Powerful Photo Series Explores the Intersection Between Disability and Mental Health

Kathryn Wheeler
By Kathryn Wheeler,
updated on Oct 10, 2019

Powerful Photo Series Explores the Intersection Between Disability and Mental Health

The series explores the experiences of 10 people as they open up about how mental health has touched their lives

Better representation of disability is something that has been going from strength to strength in recent years. Of course, there’s still a long way to go before we have total parity in the media, advertising, and elsewhere – though slowly but surely, progress is being made.

Zebedee, a modelling agency specialising in representing disabled models, is breaking down barriers this World Mental Health Day – with a series of striking images that give a glimpse into the experience of living with a mental illness.

“A big part of what we do is raising awareness, and talking about our models and their conditions,” Zoe Proctor, co-director of Zebedee tells Happiful. “In the past, we’ve focused on physical disability, but we really felt we wanted to do something about mental health.

“A lot of our guys have mental health problems that we don’t often talk about. With World Mental Health Day, we thought, let’s put our heads together and start a conversation.”

Highlighting the contrast between what we show on the outside and what’s going on below the surface, here are just some of the shots from Zebedee’s shoot.

Ruth

Ruth-min

Ruth. Photography | @scallywagfox

Ruth recalls that she always struggled with her mental health. But it wasn’t until her physical health took a turn for the worse that things began to intensify.

Depression sucks away all the happiness from you, and it’s like you’re constantly walking around with a black rainy cloud over you no one else has and no one else can see,” writes Ruth in the campaign blog post. “So you smile and carry on, but underneath the rain is pouring down and you’re just trying not to drown.”

Monique

Monique-min

Monique. Photography | @scallywagfox

For Monique, mental health problems were something that she was told to expect would come automatically with having a disability. “I guess that may be why so many people mention and are shocked that I always seem happy, [and] that I’m always bubbly and laughing,” she explains.

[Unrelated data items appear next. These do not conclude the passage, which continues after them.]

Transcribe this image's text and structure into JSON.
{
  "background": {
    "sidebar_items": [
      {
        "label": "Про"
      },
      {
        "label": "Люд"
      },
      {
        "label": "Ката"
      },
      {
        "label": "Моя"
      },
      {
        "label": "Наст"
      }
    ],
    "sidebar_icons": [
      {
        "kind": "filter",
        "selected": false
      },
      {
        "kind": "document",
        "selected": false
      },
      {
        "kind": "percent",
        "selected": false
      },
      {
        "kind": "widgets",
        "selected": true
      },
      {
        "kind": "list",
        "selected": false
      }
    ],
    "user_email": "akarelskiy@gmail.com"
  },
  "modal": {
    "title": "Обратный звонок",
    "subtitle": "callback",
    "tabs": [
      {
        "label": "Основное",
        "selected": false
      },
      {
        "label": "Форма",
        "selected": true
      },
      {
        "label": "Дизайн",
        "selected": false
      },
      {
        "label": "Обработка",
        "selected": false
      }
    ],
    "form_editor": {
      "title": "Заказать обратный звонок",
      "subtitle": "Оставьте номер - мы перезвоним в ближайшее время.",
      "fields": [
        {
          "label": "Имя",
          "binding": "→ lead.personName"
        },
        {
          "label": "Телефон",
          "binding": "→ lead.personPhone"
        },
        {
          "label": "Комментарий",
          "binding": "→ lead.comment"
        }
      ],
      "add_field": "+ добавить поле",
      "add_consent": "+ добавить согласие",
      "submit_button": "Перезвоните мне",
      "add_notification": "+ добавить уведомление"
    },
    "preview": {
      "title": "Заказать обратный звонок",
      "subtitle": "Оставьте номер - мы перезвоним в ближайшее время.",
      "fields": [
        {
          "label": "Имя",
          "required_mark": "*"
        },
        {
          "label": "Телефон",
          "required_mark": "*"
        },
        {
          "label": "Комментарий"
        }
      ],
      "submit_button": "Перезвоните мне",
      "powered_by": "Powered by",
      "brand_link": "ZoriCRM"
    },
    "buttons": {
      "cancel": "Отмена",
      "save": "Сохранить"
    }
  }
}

Things haven’t been easy for Monique, and she describes difficult times where she struggled with depression at a young age.

“From then I tried to never dwell too long on the negative. That at the end of the struggle, it will get better. I remind myself that nothing now is as bad as then.”

Georgina

Georgina-min

Georgina. Photography | @scallywagfox

Diagnosed with chronic fatigue syndrome at just 10 years old, Georgina also lived with depression for a period of time.

“I remember my clinic specialist talking about everything a couple of years after diagnosis, and then I realised that it’s not just low moods anymore. I didn’t realise I was falling into depression. It happened so quickly and, in a way, easily,” she explains. “It’s not surprising that negatives fill your mind when your world gets flipped upside down after getting diagnosed with something like a chronic illness. I grieved for the life I had lost to my CFS/ME.”